Born in London in 1912, young Alan Turing was a math prodigy, quickly finding his way through universities on both sides of the Atlantic. Just before the dawn of World War II, and after already helping lay the foundations of the theory of computation, the then-26 year-old Turing took a position with the British government to help decrypt German communications that had been encrypted using the infamous Enigma machine.
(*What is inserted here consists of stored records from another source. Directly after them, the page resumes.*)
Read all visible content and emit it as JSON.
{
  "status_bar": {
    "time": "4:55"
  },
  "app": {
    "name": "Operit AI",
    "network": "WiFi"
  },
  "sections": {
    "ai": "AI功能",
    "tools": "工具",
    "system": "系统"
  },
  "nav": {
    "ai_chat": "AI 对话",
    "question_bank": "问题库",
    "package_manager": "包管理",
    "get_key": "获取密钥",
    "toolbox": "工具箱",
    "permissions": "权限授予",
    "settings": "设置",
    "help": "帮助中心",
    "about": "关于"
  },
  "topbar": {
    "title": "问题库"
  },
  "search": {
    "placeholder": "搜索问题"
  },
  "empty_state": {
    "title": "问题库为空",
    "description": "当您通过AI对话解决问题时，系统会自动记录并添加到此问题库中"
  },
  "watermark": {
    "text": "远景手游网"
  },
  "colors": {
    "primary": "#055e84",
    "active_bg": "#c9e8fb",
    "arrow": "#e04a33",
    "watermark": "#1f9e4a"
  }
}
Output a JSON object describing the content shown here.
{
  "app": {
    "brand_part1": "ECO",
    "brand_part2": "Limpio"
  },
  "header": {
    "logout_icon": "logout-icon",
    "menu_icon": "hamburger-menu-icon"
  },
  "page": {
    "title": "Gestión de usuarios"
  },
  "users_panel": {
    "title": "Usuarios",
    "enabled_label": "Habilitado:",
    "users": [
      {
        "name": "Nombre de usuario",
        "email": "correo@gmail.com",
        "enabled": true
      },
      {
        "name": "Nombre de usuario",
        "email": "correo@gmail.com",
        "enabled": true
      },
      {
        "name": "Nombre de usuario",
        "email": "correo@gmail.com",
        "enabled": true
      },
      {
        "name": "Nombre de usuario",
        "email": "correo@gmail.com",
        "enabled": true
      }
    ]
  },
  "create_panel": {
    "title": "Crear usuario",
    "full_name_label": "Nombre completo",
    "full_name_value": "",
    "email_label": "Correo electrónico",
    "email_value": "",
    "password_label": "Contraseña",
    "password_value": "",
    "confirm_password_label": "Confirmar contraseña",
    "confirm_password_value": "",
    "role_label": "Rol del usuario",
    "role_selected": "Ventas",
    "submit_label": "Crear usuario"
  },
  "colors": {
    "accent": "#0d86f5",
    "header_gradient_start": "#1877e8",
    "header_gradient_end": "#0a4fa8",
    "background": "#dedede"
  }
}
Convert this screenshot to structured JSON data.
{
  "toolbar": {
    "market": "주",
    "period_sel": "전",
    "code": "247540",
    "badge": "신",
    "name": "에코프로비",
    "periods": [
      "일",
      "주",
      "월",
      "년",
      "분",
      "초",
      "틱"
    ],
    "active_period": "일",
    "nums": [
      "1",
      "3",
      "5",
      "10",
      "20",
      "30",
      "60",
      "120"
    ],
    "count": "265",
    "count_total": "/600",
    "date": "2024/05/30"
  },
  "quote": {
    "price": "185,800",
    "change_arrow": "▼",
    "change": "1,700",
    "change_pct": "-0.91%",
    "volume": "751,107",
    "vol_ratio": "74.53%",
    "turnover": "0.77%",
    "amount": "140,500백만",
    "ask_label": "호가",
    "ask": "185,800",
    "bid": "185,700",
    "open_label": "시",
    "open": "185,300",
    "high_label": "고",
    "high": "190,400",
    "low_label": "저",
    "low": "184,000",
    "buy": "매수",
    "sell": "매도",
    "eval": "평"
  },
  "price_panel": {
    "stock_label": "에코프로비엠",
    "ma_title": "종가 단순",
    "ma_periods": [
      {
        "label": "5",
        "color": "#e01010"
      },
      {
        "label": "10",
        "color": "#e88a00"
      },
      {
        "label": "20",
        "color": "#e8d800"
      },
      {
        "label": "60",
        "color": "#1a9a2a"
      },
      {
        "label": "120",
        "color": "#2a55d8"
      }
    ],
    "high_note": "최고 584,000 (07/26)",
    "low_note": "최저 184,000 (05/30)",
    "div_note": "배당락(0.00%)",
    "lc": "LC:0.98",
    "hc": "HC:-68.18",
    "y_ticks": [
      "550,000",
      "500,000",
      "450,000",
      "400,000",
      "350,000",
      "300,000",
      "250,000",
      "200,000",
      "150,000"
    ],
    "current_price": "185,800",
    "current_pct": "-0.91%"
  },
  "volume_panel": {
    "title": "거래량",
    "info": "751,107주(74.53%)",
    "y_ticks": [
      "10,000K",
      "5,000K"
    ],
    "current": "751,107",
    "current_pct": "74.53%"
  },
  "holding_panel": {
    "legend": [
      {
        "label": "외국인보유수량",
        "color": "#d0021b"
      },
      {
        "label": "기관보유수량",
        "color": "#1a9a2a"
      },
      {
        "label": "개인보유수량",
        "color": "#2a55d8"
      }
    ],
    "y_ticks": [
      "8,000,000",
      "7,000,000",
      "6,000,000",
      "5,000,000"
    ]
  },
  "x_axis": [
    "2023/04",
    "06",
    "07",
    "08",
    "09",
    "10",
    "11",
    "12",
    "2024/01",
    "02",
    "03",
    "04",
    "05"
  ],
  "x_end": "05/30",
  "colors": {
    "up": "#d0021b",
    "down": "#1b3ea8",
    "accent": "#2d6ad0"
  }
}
Indeed, Winston Churchill famously said that the intelligence gleaned from decrypting those communications was what won the Allies the war.
After 1945, Turing continued laying the groundwork for modern computers and artificial intelligence, including the Turing test. In fact, those CAPTCHA forms you fill out are just Turing tests to ensure that you're not a malicious program. (FYI: "CAPTCHA" stands for "Completely Automated Public Turing Test To Tell Computers and Humans Apart.")
Lamentably, Turing died at the age of 41. After disclosing to the police that he'd had a sexual relationship with a young man whom he suspected of robbing him, Turing was convicted of "gross indecency" under section 11 of Britain's Criminal Law Amendment Act of 1885 - the same Act that imprisoned Oscar Wilde - which essentially criminalized any same-sex sexual interaction. Given the choice between imprisonment and "organo-therapy" (chemical castration), Turing chose the "therapy." In June of 1954, he was found dead of cyanide poisoning, which is widely-believed to have been self-inflicted.
Since his death, Turing's contribution to computing has not been forgotten, nor has his contribution to the war effort. Indeed, today, in commemoration of his 100th birthday, you can hop on over to Google and play around with a simulated Turing machine, and in 2009 then-Prime Minister Gordon Brown apologized to Mr. Turing for the law's outrageous treatment of a man who was instrumental in saving the United Kingdom from Nazi occupation. Fittingly, it was a petition on-line, stored by a computer, signed by thousands of people using computers, that led to the apology. A further petition, to date signed by nearly 35 000 people, demands a full pardon, which the government has thus far refused to give.
So today we tip our hats to a man who (nevermind that small matter of, you know, saving the world from the freaking Nazis) helped create computing - a man who was instrumental in laying the groundwork for every single video game that's ever been.